Просьбу решено было удовлетворить, но при двух условиях: первое — аббат составит прошение и подпишет его; второе — церемония будет завершена на следующее утро не позднее семи часов, потому что в восемь узник должен быть препровожден к месту казни.
Аббат написал прошение и оставил его на столе, потом его проводили к королю, которому он и сообщил добрую весть о том, что просьба удовлетворена.
Было десять часов; аббат Эджворт закрылся с королем, и они оставались наедине до двенадцати.
В полночь король сказал:
— Господин аббат, я устал; я бы хотел отдохнуть: мне нужно набраться сил для завтрашнего дня.
Он дважды позвал:
— Клери! Клери!
Клери вошел, раздел короля и хотел было завить ему волосы; тот усмехнулся.
— Не стоит беспокоиться! — сказал он.
Затем король лег и, когда Клери задернул полог кровати, приказал:
— Разбудите меня завтра в пять часов.
Едва коснувшись головой подушки, он сейчас же уснул: такую власть над ним имели физические потребности.
Господин де Фирмонт лег на кровать Клери, а тот просидел всю ночь на стуле.
Клери спал беспокойно, то и дело вздрагивая; он услышал сквозь дрему, как часы бьют пять.
Он поднялся и пошел разводить огонь.
Заслышав его шаги, король проснулся.
— Эй, Клери! Так, стало быть, пять уже пробило? — спросил он.
— Государь, — отвечал камердинер, — многие башенные часы уже отзвонили, а на стенных пяти еще нет.
И он подошел к постели короля.
— Я хорошо спал, — заметил тот. — Мне это было необходимо, минувший день меня ужасно утомил! Где господин де Фирмонт?
— На моей кровати, государь.
— На вашей кровати? А где же вы сами провели ночь?
— На стуле.
— Как досадно… Должно быть, вам было неудобно.

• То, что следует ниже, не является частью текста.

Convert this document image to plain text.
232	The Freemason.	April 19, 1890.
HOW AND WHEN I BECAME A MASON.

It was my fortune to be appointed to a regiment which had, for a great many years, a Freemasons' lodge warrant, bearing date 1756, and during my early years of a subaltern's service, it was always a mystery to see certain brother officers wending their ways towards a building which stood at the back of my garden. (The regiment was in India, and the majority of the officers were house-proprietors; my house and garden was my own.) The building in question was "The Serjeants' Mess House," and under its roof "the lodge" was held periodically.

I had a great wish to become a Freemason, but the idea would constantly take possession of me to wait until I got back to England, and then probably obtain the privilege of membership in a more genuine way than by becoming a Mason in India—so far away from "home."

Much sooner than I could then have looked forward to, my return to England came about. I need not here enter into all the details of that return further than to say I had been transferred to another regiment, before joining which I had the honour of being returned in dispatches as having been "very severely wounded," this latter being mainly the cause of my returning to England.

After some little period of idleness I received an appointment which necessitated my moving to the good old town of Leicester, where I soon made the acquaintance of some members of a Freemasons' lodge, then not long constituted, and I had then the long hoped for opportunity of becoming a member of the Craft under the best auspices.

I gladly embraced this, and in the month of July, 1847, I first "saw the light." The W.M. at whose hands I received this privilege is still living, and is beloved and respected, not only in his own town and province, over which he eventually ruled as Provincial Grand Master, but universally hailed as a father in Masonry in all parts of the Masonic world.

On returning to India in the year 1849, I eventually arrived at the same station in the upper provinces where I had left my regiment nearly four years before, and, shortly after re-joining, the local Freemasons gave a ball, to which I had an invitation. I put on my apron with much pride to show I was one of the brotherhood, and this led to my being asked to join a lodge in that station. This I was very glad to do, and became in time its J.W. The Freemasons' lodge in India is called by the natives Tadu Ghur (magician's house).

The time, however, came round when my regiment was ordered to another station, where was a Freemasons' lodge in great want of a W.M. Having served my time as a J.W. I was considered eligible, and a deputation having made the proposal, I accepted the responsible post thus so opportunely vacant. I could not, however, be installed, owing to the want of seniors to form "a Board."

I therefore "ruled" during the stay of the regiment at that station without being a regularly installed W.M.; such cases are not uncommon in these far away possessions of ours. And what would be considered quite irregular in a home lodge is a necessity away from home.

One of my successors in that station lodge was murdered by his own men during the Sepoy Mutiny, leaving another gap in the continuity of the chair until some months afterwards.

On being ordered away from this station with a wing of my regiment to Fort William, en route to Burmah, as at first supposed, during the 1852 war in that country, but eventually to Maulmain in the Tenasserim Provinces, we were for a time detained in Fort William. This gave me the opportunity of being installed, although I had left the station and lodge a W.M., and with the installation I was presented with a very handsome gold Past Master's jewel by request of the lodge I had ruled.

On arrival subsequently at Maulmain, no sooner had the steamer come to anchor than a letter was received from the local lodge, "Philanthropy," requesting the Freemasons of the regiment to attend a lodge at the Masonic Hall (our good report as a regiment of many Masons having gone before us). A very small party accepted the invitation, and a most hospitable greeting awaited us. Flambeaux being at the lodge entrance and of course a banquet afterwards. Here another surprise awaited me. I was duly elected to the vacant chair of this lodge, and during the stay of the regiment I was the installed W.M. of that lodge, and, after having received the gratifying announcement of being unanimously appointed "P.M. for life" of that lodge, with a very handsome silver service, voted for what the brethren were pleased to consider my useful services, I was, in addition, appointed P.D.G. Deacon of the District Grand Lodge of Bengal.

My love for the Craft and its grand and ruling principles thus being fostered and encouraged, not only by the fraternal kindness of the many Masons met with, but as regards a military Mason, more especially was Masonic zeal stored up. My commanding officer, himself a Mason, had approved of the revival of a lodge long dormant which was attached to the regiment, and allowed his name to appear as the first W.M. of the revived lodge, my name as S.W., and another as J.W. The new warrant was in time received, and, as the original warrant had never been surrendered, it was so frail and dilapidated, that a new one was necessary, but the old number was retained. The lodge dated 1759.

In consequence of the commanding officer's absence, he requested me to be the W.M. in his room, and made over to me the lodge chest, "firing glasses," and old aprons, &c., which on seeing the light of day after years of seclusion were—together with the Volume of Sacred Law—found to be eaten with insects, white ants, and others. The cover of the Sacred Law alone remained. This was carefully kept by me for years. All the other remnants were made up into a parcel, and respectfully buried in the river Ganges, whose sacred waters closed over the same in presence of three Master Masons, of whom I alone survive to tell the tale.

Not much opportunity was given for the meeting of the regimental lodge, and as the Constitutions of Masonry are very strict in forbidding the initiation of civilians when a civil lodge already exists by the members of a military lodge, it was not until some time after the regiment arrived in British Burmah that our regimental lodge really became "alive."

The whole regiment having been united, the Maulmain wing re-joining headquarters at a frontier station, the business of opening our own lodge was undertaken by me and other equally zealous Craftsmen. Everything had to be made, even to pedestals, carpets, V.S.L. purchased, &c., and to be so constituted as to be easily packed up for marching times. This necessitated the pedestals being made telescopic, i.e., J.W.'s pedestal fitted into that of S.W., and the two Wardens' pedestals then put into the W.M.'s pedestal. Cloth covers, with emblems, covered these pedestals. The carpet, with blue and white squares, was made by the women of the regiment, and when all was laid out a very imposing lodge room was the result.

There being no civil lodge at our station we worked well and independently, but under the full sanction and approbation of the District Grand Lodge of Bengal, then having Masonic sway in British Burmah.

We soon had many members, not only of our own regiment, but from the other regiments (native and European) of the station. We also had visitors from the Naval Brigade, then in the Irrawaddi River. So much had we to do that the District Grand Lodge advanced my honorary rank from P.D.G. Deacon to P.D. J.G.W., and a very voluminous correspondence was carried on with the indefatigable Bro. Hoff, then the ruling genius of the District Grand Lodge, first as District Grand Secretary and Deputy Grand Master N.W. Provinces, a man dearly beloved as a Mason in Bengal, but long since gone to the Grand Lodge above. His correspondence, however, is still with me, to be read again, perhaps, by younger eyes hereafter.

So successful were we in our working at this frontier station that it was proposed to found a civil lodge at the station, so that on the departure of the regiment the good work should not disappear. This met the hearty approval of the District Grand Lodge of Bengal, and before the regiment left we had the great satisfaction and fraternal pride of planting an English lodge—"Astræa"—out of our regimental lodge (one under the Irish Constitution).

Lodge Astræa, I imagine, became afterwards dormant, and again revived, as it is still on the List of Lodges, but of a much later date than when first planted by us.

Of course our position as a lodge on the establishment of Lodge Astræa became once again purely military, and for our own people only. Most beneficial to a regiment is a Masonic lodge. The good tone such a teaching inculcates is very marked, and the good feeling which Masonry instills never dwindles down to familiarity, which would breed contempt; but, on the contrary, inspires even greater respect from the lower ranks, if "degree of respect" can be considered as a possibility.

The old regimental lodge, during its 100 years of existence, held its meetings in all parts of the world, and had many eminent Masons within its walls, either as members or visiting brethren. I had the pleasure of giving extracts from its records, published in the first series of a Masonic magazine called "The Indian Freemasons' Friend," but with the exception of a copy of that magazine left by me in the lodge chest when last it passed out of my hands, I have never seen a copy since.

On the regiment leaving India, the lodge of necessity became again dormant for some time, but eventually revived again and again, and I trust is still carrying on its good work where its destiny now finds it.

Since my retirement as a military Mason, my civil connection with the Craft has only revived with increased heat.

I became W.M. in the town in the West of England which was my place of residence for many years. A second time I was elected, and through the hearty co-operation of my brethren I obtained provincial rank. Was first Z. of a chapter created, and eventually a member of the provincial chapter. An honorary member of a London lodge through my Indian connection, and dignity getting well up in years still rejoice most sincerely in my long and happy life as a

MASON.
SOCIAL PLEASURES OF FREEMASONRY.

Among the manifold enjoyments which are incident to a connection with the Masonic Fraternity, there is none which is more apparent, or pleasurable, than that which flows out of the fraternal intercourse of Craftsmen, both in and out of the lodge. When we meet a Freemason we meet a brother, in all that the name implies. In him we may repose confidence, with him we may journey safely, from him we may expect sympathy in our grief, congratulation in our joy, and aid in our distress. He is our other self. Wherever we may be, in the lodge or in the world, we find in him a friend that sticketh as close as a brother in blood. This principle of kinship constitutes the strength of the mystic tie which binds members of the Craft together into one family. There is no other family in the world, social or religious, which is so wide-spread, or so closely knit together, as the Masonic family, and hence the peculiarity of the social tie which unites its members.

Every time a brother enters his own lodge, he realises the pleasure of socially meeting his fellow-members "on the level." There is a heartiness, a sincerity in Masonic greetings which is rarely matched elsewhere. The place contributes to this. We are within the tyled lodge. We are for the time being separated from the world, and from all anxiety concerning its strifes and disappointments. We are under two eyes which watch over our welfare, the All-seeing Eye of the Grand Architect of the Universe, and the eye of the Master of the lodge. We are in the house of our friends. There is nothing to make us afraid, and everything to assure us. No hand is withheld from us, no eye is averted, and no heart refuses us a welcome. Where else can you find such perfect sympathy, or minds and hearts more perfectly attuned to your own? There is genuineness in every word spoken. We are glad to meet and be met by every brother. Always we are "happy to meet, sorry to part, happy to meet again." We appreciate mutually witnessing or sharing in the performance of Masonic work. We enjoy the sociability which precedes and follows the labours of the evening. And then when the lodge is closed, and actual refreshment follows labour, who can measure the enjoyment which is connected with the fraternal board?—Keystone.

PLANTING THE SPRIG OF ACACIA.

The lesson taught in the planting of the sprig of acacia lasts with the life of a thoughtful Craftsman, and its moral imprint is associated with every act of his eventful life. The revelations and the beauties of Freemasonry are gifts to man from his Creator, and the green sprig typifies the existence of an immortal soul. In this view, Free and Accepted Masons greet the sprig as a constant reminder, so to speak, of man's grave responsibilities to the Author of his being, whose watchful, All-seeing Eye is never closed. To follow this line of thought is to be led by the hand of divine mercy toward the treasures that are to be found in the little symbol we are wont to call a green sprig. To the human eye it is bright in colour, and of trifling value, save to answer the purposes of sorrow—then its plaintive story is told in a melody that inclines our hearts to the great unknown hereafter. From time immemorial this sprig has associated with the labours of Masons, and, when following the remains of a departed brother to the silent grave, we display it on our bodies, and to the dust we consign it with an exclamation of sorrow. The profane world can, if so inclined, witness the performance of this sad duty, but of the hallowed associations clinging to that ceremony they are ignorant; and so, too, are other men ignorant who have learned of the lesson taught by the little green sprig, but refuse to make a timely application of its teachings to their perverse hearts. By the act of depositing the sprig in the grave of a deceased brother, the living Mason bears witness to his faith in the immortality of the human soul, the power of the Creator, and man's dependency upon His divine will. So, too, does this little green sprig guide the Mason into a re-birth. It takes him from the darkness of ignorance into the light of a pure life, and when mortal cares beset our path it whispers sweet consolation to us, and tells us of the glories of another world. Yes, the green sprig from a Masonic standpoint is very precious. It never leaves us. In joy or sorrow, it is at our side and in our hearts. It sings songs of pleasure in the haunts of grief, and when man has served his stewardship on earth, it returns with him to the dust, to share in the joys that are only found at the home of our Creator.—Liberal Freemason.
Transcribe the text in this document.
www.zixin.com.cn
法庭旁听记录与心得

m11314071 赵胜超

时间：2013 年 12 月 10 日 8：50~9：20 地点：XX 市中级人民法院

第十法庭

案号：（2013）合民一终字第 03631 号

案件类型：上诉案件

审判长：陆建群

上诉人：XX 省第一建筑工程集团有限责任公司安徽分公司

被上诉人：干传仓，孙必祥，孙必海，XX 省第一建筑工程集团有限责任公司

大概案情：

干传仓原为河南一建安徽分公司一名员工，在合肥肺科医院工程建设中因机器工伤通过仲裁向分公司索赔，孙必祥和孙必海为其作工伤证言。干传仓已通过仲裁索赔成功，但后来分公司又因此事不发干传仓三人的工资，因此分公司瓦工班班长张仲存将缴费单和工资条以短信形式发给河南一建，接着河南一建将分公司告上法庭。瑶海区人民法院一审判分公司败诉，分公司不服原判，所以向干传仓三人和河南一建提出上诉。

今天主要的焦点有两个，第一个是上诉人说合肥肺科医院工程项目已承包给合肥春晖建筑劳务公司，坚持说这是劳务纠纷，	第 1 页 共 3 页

— Ах, государь! — воскликнул Клери. — Мог ли я думать о себе в такую минуту?
— Бедный мой Клери! — вздохнул король.
Он протянул камердинеру руку, к которой тот припал, заливаясь слезами.
И вот верный слуга в последний раз стал одевать своего короля; он приготовил коричневый кафтан, серые суконные оболоты, серые шелковые чулки и пикейный камзол, скроенный в виде жилета.
Одев короля, Клери стал его причесывать.
Тем временем Людовик XVI отстегнул от своих часов печатку, опустил ее в карман камзола, а часы выложил на камин, потом снял с пальца кольцо и положил его в тот же карман, что и печатку.
Когда Клери подал ему кафтан, король достал из его карманов бумажник, лорнет, табакерку и выложил их вместе с кошельком на камин. Все эти приготовления происходили в присутствии комиссаров муниципалитета, которые вошли в комнату осужденного, как только заметили там свет.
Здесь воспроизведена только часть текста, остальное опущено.